Criminals use a variety of methods to defraud consumers every year. Protect yourself by knowing what scams are being used to gain access to people’s personal information and money.

If you should receive one of these scams and mistakenly provide your account or card number, contact us or your other affected financial institution immediately for guidance. Our Customer Care Team is well trained in assisting with these types of issues.

Fraud Alert alert-icon

September 8, 2016 – Equifax Breach
Equifax, a very large credit monitoring bureau suffered a very large, very severe breach of customer information that affects 143 million people.  Read more at this blog post:
https://www.callawaybank.com/2017/09/08/the-equifax-breach/

 

September 6, 2016 – We have been made aware that scammers have been calling people in the area and saying that they owe the IRS money. The scammers then tell the person that if they do not pay then they’ll be contacted by the local police department. They’ve even gone so far to set up a telephone number that shows up as “Dept of Treasury” and “Fulton Police Dept” on your caller ID.  These fraudsters are aggressive. Make sure that you hang up and call to verify their legitimacy by finding the phone number for the Department of Treasury or IRS on their official web site. If you suspect you gave out your account information to a fraudulent caller or online source, please contact us or your other financial institutions immediately. For more information on this particular scam, visit our blog post.

Robo Calls

In an attempt to gain financial information, scammers will often use “robo calls” or automated calling systems. The caller ID usually appears as “unknown”. Often, a computerized voice will advise the person on the line that their debit card has been stolen and advise them to follow the prompts for more information.
Be assured, The Callaway Bank does not use automated “robo” calls for any reason. If we need to discuss an issue with our customers, we reach out with a live person. We would not ask for their numbers or PIN because we already have them.

 

Unsolicited Phone Calls

If you are concerned about the legitimacy of a phone call that was not initiated by you, don’t be afraid to hang up or ask for the reasoning behind the call. Then contact the company using legitimate sources such as contact phone numbers found on the company’s website, your statements, or those listed on your debit or credit card. Do not provide any personal or account information until you have verified the source of the call to be legitimate.

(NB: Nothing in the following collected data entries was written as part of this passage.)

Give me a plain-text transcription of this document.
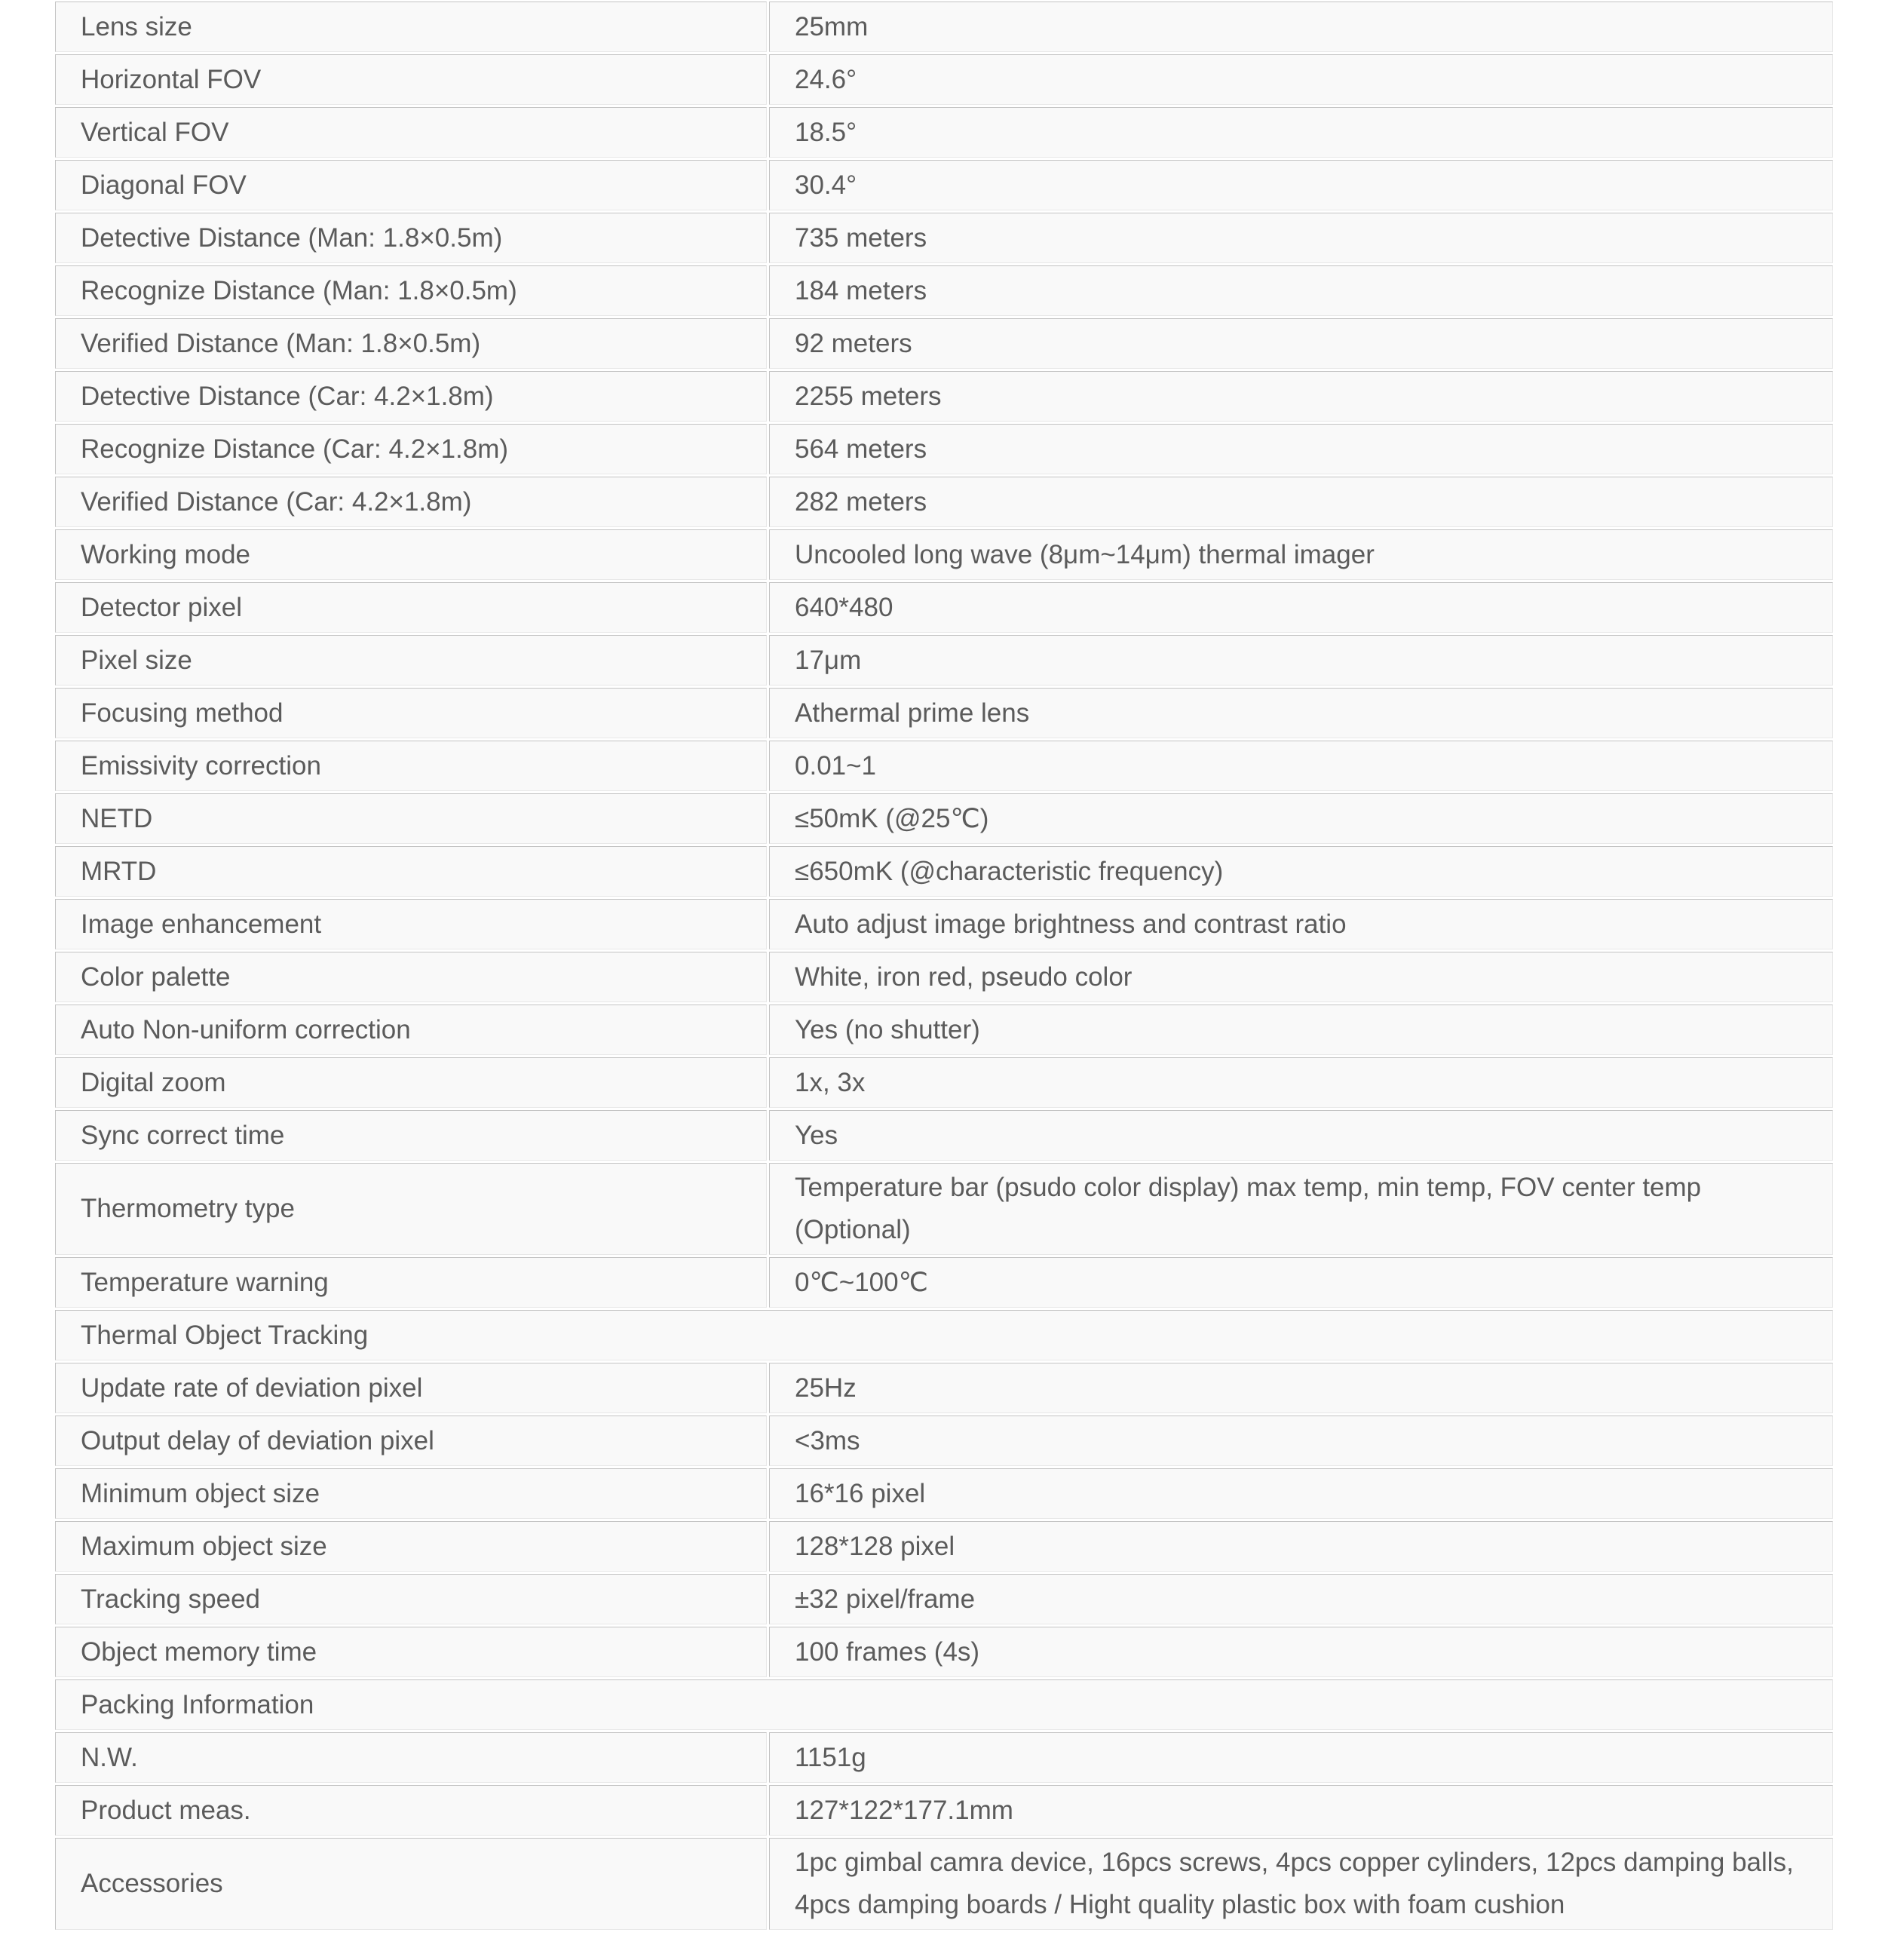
Lens size	25mm
Horizontal FOV	24.6°
Vertical FOV	18.5°
Diagonal FOV	30.4°
Detective Distance (Man: 1.8×0.5m)	735 meters
Recognize Distance (Man: 1.8×0.5m)	184 meters
Verified Distance (Man: 1.8×0.5m)	92 meters
Detective Distance (Car: 4.2×1.8m)	2255 meters
Recognize Distance (Car: 4.2×1.8m)	564 meters
Verified Distance (Car: 4.2×1.8m)	282 meters
Working mode	Uncooled long wave (8μm~14μm) thermal imager
Detector pixel	640*480
Pixel size	17μm
Focusing method	Athermal prime lens
Emissivity correction	0.01~1
NETD	≤50mK (@25℃)
MRTD	≤650mK (@characteristic frequency)
Image enhancement	Auto adjust image brightness and contrast ratio
Color palette	White, iron red, pseudo color
Auto Non-uniform correction	Yes (no shutter)
Digital zoom	1x, 3x
Sync correct time	Yes
Thermometry type	Temperature bar (psudo color display) max temp, min temp, FOV center temp (Optional)
Temperature warning	0℃~100℃
Thermal Object Tracking	
Update rate of deviation pixel	25Hz
Output delay of deviation pixel	<3ms
Minimum object size	16*16 pixel
Maximum object size	128*128 pixel
Tracking speed	±32 pixel/frame
Object memory time	100 frames (4s)
Packing Information	
N.W.	1151g
Product meas.	127*122*177.1mm
Accessories	1pc gimbal camra device, 16pcs screws, 4pcs copper cylinders, 12pcs damping balls, 4pcs damping boards / Hight quality plastic box with foam cushion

Never provide your account or payment information on a call that you did not initiate.

Charity Fraud

Everyone has received requests for charity donations in one form or another. Many legitimate charities use telemarketing, direct mail, email and online ads to ask for contributions to their cause. Unfortunately, scam artists also use these techniques to take your money. If someone asks for a donation, ask questions and do your research to confirm their legitimacy before providing any money or payment information. The Federal Trade Commission (FTC) offers tips to ensure that your contributions are actually going to the charity you’d like to support.

Phishing

When internet fraudsters impersonate a business to trick you into giving out your personal information, it’s called phishing. Don’t reply to email, text, or pop-up messages that ask for your personal or financial information. Don’t click on links within them either – even if the message seems to be from an organization you trust. It isn’t. Legitimate businesses don’t ask you to send sensitive information through insecure channels.

How the FTC Recommends Dealing with a Phishing Email or Text Message:

Delete email and text messages that ask you to confirm or provide personal information (credit card and bank account numbers, Social Security numbers, passwords, etc.). Legitimate companies don’t ask for this information via email or text, as these channels of communication are not secure.

The messages may appear to be from organizations you do business with. They might threaten to close your account or take other action if you don’t respond.

Don’t reply, and don’t click on links or call phone numbers provided in the message, either. These messages direct you to spoof sites – sites that look real but whose purpose is to steal your information so a scammer can run up bills or commit crimes in your name.

Area codes can mislead, too. Some scammers ask you to call a phone number to update your account or access a “refund.” But a local area code doesn’t guarantee that the caller is local.

If you’re concerned about your account or need to reach an organization you do business with, call the number on your financial statements or on the back of your credit card.